An open API service indexing awesome lists of open source software.

https://github.com/emersonford/thesis

Repository for my undergraduate honors CS thesis: Evaluating the use of RDMA in High Performance Containers.
https://github.com/emersonford/thesis

containers rdma

Last synced: 7 months ago
JSON representation

Repository for my undergraduate honors CS thesis: Evaluating the use of RDMA in High Performance Containers.

Awesome Lists containing this project

README

          

# Explaining and Evaluating the Use of RDMA in High Performance Containers
Honors Computer Science Bachelor's Thesis by Emerson Ford at the University of Utah.

## Folders
1. `ansible` an ansible playbook to setup hosts for testing various RDMA-in-container solutions.
2. `bg_presentation` background presentation on the topic of this thesis
3. `data` raw data gathered for each RDMA-in-container solution test
4. `Freeflow` submodule to a fork of Freeflow, which required a few alterations to get working and includes some QoL changes to make testing faster
5. `paper` actual document in LaTeX for this thesis

## Reproducing Data
This assumes you're using [Cloudlab](https://www.cloudlab.us/) and have SSH keys configured on your Cloudlab account. You should also have `ansible-playbook` and Python 3.10 installed.

### SoftRoCE Tests
1. Provision a Cloudlab experiment with the [roce-cluster](https://www.cloudlab.us/show-profile.php?uuid=fbcf91c3-93ba-11ec-9467-e4434b2381fc) profile.
* Change "Node type to use" to `d6515`.
2. After the hosts have booted, upgrade them to Ubuntu 21.10. This is pretty much just running `sudo do-release-upgrade` on the hosts.
3. Change the two hostnames of the `no_mlnx_ofed` group to your Cloudlab hostnames in `ansible/hosts.yaml`. Change `ansible_user` under `vars` to your Cloudlab username.
4. Run `ansible-playbook --ssh-common-args "-o StrictHostKeyChecking=no" --inventory-file="./hosts.yaml" --limit no_mlnx_ofed site.yml` while in the `ansible` directory.
5. Run the commands listed in `data/softroce_*/metadata*` while in the `test_scripts` directory. Take care to replace the `--host1` and `--host2` flags to match your Cloudlab hostnames, and `--user` to match your Cloudlab username. The first argument (`/opt/homebrew/.../Python`) should be replaced with the path to your Python 3.10 binary.
* Run the host (i.e. non-SoftRoCE) versions of the test first.
* Then, for running the SoftRoCE version of `run_basic_tests` and `run_cpu_tests`, a SoftRoCE NIC must be manually configured before running the tests. SSH into both hosts and run `sudo modprobe -rv mlx5_ib && sudo reboot now`. After they reboot, run `sudo rdma link | grep rxe0 || sudo rdma link add rxe0 type rxe netdev enp65s0f0np0 && sudo devlink dev param set pci/0000:41:00.0 name enable_roce value false cmode driverinit && sudo devlink dev reload pci/0000:41:00.0`. Then run the test commands.
6. The data should appear in `data/raw`. You can generate graphs based on the data you just produced by setting `MODE = "softroce"` and rerunning all cells in the `*.ipynb` Jupyter notebooks (run `jupyter-notebook` while in the `data` dir).

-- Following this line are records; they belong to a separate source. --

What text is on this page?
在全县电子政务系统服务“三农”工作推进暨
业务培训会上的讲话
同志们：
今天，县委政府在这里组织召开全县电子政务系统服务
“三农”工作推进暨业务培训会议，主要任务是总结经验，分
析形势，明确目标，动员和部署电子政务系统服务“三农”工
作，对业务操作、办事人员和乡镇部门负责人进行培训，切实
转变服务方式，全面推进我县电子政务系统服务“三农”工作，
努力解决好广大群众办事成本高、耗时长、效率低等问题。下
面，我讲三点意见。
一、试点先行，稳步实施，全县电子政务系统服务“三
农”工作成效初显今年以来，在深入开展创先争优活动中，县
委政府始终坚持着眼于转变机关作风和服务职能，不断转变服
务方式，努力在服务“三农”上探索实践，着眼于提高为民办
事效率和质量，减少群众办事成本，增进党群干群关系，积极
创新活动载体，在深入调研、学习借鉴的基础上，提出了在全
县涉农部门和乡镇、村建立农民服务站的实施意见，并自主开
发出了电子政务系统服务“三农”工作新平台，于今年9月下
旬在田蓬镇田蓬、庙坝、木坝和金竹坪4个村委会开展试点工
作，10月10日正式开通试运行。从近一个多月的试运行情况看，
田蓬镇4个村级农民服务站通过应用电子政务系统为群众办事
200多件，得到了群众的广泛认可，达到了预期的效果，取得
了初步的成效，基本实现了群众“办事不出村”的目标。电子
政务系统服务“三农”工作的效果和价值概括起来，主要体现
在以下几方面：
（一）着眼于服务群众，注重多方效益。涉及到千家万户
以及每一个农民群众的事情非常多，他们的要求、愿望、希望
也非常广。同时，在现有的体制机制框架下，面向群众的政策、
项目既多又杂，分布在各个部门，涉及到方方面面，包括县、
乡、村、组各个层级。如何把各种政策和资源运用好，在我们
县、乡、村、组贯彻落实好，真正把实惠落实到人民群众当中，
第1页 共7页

#### Quirks to Watch Out For
1. Ubuntu 21.10 / Linux Kernel >5.13 is required to avoid certain kernel panics when using SoftRoCE.

### Shared HCA Tests
1. Provision a Cloudlab experiment with the [roce-cluster](https://www.cloudlab.us/show-profile.php?uuid=fbcf91c3-93ba-11ec-9467-e4434b2381fc) profile.
* Change "Node type to use" to `d6515`.
2. Change the two hostnames of the `connectx5` group to your Cloudlab hostnames in `ansible/hosts.yaml`. Change `ansible_user` under `vars:` to your Cloudlab username.
3. Run `ansible-playbook --ssh-common-args "-o StrictHostKeyChecking=no" --inventory-file="./hosts.yaml" --limit connectx5 site.yml` while in the `ansible` directory.
4. Run the commands listed in `data/shared_hca_*/metadata*` while in the `test_scripts` directory. Take care to replace the `--host1` and `--host2` flags to match your Cloudlab hostnames, and `--user` to match your Cloudlab username. The first argument (`/opt/homebrew/.../Python`) should be replaced with the path to your Python 3.10 binary.
* For running the Shared HCA version of `run_basic_tests` and `run_cpu_tests`, a Docker macvlan network must first be created with `docker network ls | grep mynet || docker network create -d macvlan --subnet=192.168.1.0/24 -o parent=ens3f0 -o macvlan_mode=private mynet`.
6. The data should appear in `data/raw`. You can generate graphs based on the data you just produced by setting `MODE = "shared_hca"` and rerunning all cells in the `*.ipynb` Jupyter notebooks (run `jupyter-notebook` while in the `data` dir).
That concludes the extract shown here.